学者の役割

 先日、某大手出版社の編集者とお話していたときのことです。その方とは久しぶりにお逢いしたので、しばらくのあいだ世間話をしておりました。

 そのときに、「日本で最も有名な経営学者の先生」のお話になりました。その先生は、多くの企業トップの方々から尊敬を集めていらっしゃる方です。仮にA先生と呼びましょう。

 その編集者の方いわく、これまで彼は、何度か、企業トップの方とA先生が直接お逢いになる機会をセッティングなさったことがあるらしいのですね。

 企業トップの方は、A先生の理論に感銘をうけ、ぜひ、会社の方針についてコンサルティングを受けたかった、ということでした。

 もちろん、企業トップもA先生もとてもお忙しい方なので、奇跡的にスケジュールがあったらしいのですが、とにかく、短い時間ではあるけれど、話をする機会があった。

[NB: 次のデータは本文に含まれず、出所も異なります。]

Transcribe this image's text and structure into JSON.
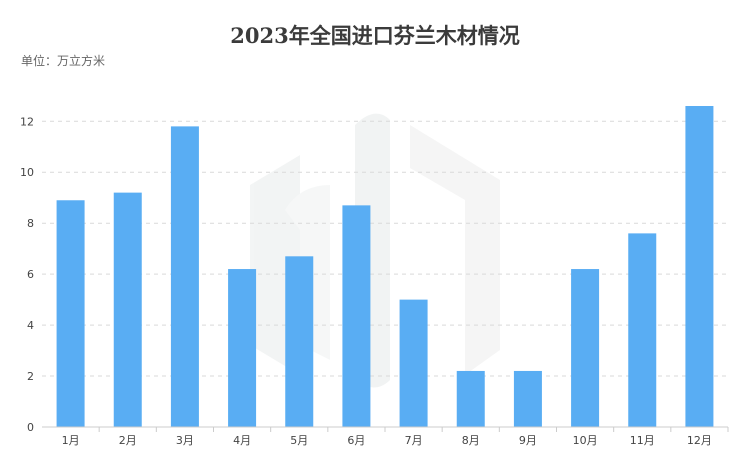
{
  "chart_data": {
    "type": "bar",
    "title": "2023年全国进口芬兰木材情况",
    "unit_label": "单位：万立方米",
    "categories": [
      "1月",
      "2月",
      "3月",
      "4月",
      "5月",
      "6月",
      "7月",
      "8月",
      "9月",
      "10月",
      "11月",
      "12月"
    ],
    "values": [
      8.9,
      9.2,
      11.8,
      6.2,
      6.7,
      8.7,
      5.0,
      2.2,
      2.2,
      6.2,
      7.6,
      12.6
    ],
    "ylim": [
      0,
      12.6
    ],
    "yticks": [
      0,
      2,
      4,
      6,
      8,
      10,
      12
    ],
    "grid": true,
    "colors": {
      "bar": "#59adf3",
      "grid": "#d9d9d9",
      "axis": "#cccccc"
    }
  }
}
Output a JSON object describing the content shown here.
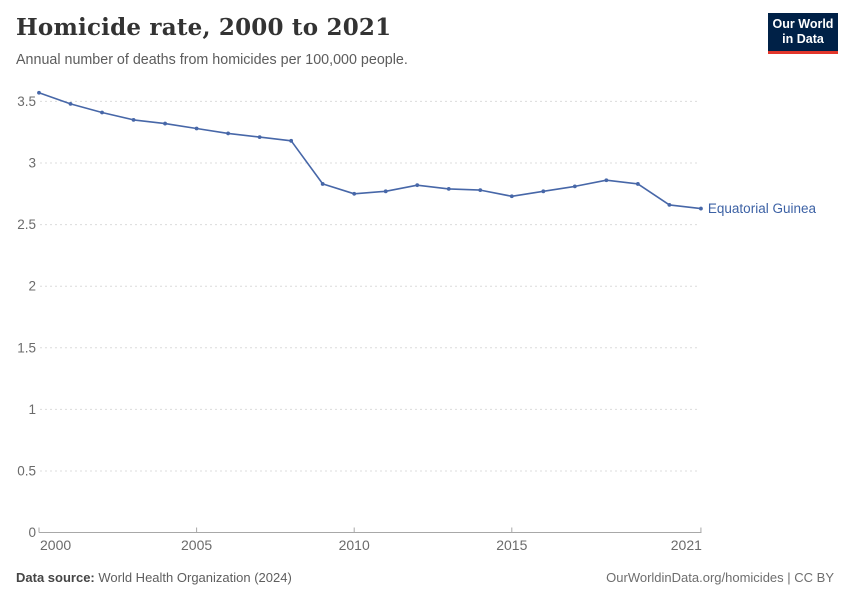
{
  "header": {
    "title": "Homicide rate, 2000 to 2021",
    "subtitle": "Annual number of deaths from homicides per 100,000 people."
  },
  "logo": {
    "line1": "Our World",
    "line2": "in Data"
  },
  "footer": {
    "source_label": "Data source:",
    "source_value": " World Health Organization (2024)",
    "credit": "OurWorldinData.org/homicides | CC BY"
  },
  "colors": {
    "series": "#4767a8",
    "end_label": "#3d62a5",
    "gridline": "#dcdcdc",
    "axis": "#a8a8a8",
    "tick_label": "#6b6b6b",
    "logo_bg": "#002147",
    "logo_accent": "#e2362b"
  },
  "chart_data": {
    "type": "line",
    "title": "Homicide rate, 2000 to 2021",
    "xlabel": "",
    "ylabel": "",
    "x": [
      2000,
      2001,
      2002,
      2003,
      2004,
      2005,
      2006,
      2007,
      2008,
      2009,
      2010,
      2011,
      2012,
      2013,
      2014,
      2015,
      2016,
      2017,
      2018,
      2019,
      2020,
      2021
    ],
    "series": [
      {
        "name": "Equatorial Guinea",
        "values": [
          3.57,
          3.48,
          3.41,
          3.35,
          3.32,
          3.28,
          3.24,
          3.21,
          3.18,
          2.83,
          2.75,
          2.77,
          2.82,
          2.79,
          2.78,
          2.73,
          2.77,
          2.81,
          2.86,
          2.83,
          2.66,
          2.63
        ]
      }
    ],
    "x_ticks": [
      2000,
      2005,
      2010,
      2015,
      2021
    ],
    "y_ticks": [
      0,
      0.5,
      1,
      1.5,
      2,
      2.5,
      3,
      3.5
    ],
    "xlim": [
      2000,
      2021
    ],
    "ylim": [
      0,
      3.5
    ],
    "grid": "horizontal-dashed",
    "legend": "end-of-line-label",
    "end_label": "Equatorial Guinea"
  }
}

 で、時間も限られているので、当然、すぐに会議は本題に入るものだと思っていた。編集者の方としては、会社の方針等に関して、具体的な討議がなされるものだと思っていたらしいのです。

 ですが、いつまでたっても話題が本題に入らない。むしろ、本題というよりは、彼らは寓話を話している。

 経営学者の先生がポツリポツリと寓話を伝え、企業トップの方は、それに従って、質問をしたり、自分の考えを伝える。論理的に根拠をもって意志決定を行う、というのではない。

「アリが列をなして歩いています・・・その際、アリには前のアリに続いているという意識があるでしょうか・・・」

 そういった感じのやりとりが続く。
 どちらかというと、メタファがメタファをよぶ会議であった。どんどんと寓話の意味を模索する会議だったそうです。結局、会議はそうした実践性の低い話題に終止し、終わった。

 会議室をでるとき、編集者の方としては、「あー、この会議は失敗だった」と思っていたそうなのです。ですが、結果は予想を裏切るものであった。

 後日、企業トップの方からは、「わたしは、あの会議で、会社の重要な方針を決定することができた」と感謝の言葉をいただいたというのです。

 ここが非常にオモシロイ。

 上記でA先生と企業トップの方がおこなった「やりとり」は本質的にどういう意味をもっていたのか? そして、A先生の役割とはどういうことにあったのか?

 この事例からは、いろいろな教訓が引き出せると思うのですが・・・いかがでしょうか?